An erection occurs when the two erectile bodies of the penis known as the corpora cavernosum fill with blood. As the corpora fill with blood the penis becomes engorged. In order for the erection to proceed to maximum rigidity, the blood must be trapped by sinusoids (venous structures within the corpora) and additional venous structures that are also compressed by the expansion that occurs. Erectile dysfunction can occur as a result of inadequate inflow of blood. An alternative mechanism of erectile dysfunction can occur if the venous structures do not trap the blood. An analogy would be trying to fill the bathtub (arterial inflow) which will not fill up if the drain is not closed (venous outflow). As the blood fills the penis, there is a change in the width and length of the penis.
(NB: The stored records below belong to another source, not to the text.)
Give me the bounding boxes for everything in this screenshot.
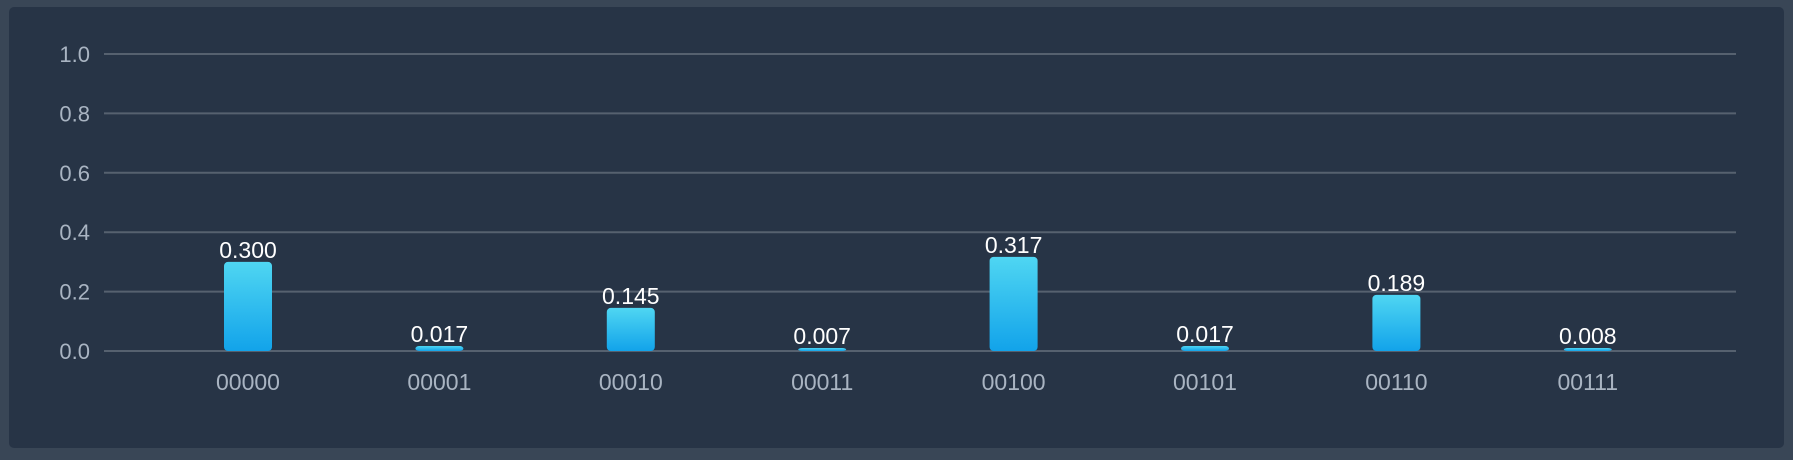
x-tick-label: 00001 xyxy=(407,369,471,395)
x-tick-label: 00111 xyxy=(1558,369,1619,395)
bar-value-label: 0.017 xyxy=(411,321,469,347)
chart-panel: 0.0 0.2 0.4 0.6 0.8 1.0 0.300 0.017 0.145 0.007 0… xyxy=(9,7,1784,448)
bar-value-label: 0.017 xyxy=(1176,321,1234,347)
bar xyxy=(224,261,272,351)
y-axis-ticks: 0.0 0.2 0.4 0.6 0.8 1.0 xyxy=(59,42,90,364)
bar-value-label: 0.007 xyxy=(793,323,851,349)
y-tick-label: 0.0 xyxy=(59,339,90,364)
bar-chart: 0.0 0.2 0.4 0.6 0.8 1.0 0.300 0.017 0.145 0.007 0… xyxy=(59,42,1736,395)
bar xyxy=(989,256,1038,351)
x-axis-labels: 00000 00001 00010 00011 00100 00101 00110 00111 xyxy=(216,369,1618,395)
bar xyxy=(1372,294,1421,351)
x-tick-label: 00000 xyxy=(216,369,280,395)
x-tick-label: 00100 xyxy=(982,369,1046,395)
y-tick-label: 0.4 xyxy=(59,220,90,245)
gridlines xyxy=(104,53,1736,352)
bar-value-label: 0.189 xyxy=(1368,270,1426,296)
x-tick-label: 00110 xyxy=(1365,369,1427,395)
bar xyxy=(606,307,655,351)
x-tick-label: 00010 xyxy=(599,369,663,395)
y-tick-label: 0.2 xyxy=(59,280,90,305)
bar-value-label: 0.145 xyxy=(602,283,660,309)
x-tick-label: 00101 xyxy=(1173,369,1237,395)
bar-value-label: 0.008 xyxy=(1559,323,1617,349)
y-tick-label: 1.0 xyxy=(59,42,90,67)
y-tick-label: 0.8 xyxy=(59,101,90,126)
x-tick-label: 00011 xyxy=(791,369,853,395)
bar-value-label: 0.300 xyxy=(219,237,277,263)
bar-value-label: 0.317 xyxy=(985,232,1043,258)
y-tick-label: 0.6 xyxy=(59,161,90,186)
A complex network of nerves is involved with the erectile process. Both the autonomic (sympathetic and parasympathetic) and somatic (motor and sensory) nervous systems are involved. A series of stimuli occur with sexual stimulation that ultimately leads to an erection.
These neural pathways ultimately cause a biochemical cascade of events that leads to the release of nitric oxide during sexual stimulation. This substance causes the activation of an enzyme that leads to increased levels of the substance cyclic guanosine monophospate (cGMP). cGMP results in the relaxation of the smooth muscle of the penis allowing the inflow of blood to occur that initiates the changes in rigidity leading to erection. By altering levels of nitric oxide, pharmaceutical manufacturers have come across a mechanism to medically treat erectile dysfunction.